Among the clubs of which Mr. Angus is a member are: the St. James Club, of which he was formerly chairman; the Mount Royal Club, of which he was a founder and of which he has served as president; the Montreal Jockey Club; the Auto Club and Aero Club; the Forest and Stream Club, and the Winter Club.  He also is a member of the Rideau Club of Ottawa, the Toronto Club, the York Club of Toronto and the Manitoba Club of Winnipeg. 

On June 13, 1857, Mr. Angus was married to Miss Mary Anne Daniels, who died March 13, 1913.  To them were born three sons and six daughters, two of the latter being deceased.

In religious matters Mr. Angus adheres to the stern faith of his fathers, being a Presbyterian.  It may be said of him that in all fields in which he has exerted his activities he has excelled.  Quiet in demeanor, he is purposeful and unconsciously exerts an influence which makes for domination.  That this domination is always used to good purpose and for the benefit of his country and its people stands to his high credit. 

Sir Sanford Fleming paid him high compliment as a banker in the words that he is a man who “in every way is a credit to the great institution over which he so worthily presides,” and the Montreal Star characterizes him as “one of Canada’s prominent and most highly respected financiers.”  Mr. Angus is a true Scotchman, a truer Canadian, but best of all – a man worthy of the name.

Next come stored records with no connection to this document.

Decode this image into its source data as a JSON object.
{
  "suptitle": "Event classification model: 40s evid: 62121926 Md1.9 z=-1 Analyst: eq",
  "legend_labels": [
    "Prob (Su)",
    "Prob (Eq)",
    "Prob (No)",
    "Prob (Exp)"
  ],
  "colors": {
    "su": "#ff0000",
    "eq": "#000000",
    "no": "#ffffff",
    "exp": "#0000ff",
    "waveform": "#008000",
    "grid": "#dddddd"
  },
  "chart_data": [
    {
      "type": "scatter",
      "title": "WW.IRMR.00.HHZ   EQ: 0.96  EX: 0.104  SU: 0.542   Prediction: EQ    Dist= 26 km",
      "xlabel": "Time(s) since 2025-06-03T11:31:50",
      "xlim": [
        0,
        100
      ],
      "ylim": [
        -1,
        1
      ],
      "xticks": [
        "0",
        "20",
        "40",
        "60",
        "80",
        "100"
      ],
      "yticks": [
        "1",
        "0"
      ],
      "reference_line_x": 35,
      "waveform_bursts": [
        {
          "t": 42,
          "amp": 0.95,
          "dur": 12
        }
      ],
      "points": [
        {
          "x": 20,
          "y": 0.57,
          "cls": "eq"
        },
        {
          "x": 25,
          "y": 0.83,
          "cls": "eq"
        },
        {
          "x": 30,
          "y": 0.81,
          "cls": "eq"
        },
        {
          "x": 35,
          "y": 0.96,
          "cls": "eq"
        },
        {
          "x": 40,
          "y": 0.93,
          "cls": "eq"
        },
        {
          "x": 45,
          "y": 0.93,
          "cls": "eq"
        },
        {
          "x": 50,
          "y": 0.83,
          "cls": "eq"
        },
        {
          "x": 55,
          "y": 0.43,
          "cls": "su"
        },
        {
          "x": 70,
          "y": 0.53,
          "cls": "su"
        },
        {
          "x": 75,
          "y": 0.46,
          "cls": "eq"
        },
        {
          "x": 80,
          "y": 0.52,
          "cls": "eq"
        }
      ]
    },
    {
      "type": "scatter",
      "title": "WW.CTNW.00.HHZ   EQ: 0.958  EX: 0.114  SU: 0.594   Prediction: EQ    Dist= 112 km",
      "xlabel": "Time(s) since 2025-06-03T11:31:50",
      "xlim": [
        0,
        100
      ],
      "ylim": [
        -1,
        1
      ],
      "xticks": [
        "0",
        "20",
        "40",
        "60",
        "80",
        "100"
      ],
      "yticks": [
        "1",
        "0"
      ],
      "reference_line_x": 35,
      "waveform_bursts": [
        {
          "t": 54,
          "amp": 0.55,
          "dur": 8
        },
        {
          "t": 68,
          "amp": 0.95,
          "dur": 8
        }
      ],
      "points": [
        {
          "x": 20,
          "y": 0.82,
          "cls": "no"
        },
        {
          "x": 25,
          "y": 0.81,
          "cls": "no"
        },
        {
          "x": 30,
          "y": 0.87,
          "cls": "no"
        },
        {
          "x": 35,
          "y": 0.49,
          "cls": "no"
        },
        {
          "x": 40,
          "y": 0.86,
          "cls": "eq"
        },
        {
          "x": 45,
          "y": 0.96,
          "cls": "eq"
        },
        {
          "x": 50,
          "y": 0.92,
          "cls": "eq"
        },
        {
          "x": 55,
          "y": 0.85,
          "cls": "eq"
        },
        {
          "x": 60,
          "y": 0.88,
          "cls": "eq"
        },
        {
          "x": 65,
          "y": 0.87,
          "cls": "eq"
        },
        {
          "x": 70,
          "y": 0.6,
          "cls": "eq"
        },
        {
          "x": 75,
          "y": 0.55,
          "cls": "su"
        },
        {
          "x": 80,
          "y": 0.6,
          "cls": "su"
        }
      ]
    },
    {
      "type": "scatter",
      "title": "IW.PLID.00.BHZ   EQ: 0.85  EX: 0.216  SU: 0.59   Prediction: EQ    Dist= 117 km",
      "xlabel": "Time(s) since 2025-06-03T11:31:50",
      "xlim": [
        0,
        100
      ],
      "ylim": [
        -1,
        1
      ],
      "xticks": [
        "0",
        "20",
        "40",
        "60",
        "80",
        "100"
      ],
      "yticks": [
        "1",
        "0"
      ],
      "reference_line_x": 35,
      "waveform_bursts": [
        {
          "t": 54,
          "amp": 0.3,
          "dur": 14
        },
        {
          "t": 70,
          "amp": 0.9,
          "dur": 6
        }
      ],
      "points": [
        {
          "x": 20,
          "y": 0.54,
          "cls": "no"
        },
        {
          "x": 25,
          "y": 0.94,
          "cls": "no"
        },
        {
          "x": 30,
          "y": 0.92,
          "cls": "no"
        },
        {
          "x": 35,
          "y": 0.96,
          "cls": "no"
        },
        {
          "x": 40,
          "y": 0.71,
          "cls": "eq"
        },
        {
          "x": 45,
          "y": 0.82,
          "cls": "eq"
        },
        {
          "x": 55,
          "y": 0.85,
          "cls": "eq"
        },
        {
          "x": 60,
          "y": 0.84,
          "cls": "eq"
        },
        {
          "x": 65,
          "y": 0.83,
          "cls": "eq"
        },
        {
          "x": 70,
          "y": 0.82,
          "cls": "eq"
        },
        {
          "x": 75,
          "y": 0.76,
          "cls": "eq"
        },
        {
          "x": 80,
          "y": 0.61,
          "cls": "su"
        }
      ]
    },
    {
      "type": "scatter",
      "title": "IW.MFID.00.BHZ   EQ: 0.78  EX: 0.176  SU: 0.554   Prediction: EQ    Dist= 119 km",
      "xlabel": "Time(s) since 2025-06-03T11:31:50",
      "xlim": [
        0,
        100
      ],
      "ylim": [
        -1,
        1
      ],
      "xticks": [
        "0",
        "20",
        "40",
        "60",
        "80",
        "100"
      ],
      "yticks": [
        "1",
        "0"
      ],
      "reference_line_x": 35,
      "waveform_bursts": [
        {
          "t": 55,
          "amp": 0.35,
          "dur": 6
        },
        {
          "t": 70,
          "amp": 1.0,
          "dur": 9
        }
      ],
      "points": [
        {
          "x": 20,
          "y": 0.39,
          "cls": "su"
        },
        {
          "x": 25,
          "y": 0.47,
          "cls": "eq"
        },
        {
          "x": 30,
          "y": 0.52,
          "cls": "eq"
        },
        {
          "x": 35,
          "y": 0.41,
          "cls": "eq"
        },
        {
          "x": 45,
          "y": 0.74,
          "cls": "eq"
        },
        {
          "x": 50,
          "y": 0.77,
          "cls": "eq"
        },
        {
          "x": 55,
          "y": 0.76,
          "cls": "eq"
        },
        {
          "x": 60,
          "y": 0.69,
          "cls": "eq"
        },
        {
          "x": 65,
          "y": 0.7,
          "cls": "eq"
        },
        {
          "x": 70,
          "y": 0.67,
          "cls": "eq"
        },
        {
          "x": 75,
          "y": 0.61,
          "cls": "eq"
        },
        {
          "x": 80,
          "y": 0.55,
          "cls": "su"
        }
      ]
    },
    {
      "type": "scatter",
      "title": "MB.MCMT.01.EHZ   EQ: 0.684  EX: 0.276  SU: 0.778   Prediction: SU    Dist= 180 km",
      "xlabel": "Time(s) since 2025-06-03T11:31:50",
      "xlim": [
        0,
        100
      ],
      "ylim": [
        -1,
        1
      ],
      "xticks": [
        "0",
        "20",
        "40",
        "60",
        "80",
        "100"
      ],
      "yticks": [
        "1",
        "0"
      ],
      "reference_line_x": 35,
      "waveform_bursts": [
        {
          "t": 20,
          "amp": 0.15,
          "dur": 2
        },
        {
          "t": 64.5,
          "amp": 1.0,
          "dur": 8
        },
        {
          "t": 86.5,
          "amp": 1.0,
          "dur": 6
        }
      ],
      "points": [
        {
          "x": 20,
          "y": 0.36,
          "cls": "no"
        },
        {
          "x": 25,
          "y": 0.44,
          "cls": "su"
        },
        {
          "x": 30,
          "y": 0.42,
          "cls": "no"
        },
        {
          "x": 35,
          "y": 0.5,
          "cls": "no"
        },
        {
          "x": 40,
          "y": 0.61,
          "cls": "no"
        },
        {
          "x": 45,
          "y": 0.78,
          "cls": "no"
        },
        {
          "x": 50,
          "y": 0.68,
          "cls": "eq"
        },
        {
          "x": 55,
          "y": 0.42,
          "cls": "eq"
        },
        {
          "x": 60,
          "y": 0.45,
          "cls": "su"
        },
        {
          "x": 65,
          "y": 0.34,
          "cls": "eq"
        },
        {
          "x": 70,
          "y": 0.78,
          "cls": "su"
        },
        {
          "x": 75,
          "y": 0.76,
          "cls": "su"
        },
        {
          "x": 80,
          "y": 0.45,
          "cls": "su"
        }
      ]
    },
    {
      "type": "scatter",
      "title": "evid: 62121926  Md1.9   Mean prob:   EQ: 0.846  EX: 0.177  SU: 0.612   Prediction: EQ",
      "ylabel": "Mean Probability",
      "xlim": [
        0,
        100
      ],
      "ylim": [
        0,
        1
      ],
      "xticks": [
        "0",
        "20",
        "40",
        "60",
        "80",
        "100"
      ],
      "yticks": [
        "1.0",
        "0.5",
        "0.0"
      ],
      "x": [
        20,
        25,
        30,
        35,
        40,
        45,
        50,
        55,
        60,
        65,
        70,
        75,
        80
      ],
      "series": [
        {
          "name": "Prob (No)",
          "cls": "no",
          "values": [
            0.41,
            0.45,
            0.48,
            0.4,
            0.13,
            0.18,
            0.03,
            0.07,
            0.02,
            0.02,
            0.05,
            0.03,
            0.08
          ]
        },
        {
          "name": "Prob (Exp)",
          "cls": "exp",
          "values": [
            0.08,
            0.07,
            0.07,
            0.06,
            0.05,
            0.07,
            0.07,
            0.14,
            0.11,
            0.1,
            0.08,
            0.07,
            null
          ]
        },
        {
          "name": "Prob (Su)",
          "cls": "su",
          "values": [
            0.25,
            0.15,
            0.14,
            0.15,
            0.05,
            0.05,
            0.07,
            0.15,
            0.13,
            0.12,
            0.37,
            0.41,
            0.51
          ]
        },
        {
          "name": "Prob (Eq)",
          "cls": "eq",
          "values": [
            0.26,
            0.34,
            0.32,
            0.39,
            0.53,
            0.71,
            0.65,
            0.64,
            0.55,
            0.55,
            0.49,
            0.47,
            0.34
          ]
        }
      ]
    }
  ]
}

From: "Canadian Who Was Who 1875-1933"
Ed. Charles G. D. Roberts, Toronto, Trans-Canada Press 1934 

He died in his beautiful country home at Senneville, Quebec, 17 September, 1922. His wife had predeceased him by ten years, while he was survived by all his children, save two: Catherine Angus, who died as a child, and the late Mrs.F.L. Wanklyn, who died in 1907. The others are: Mrs. W.W. ChipmanMrs. Robert D. Patterson, Donald Forbes Angus, Mrs. Charles MeridethWilliam Forbes Angus, Mrs. C.F. Martin and David James Angus.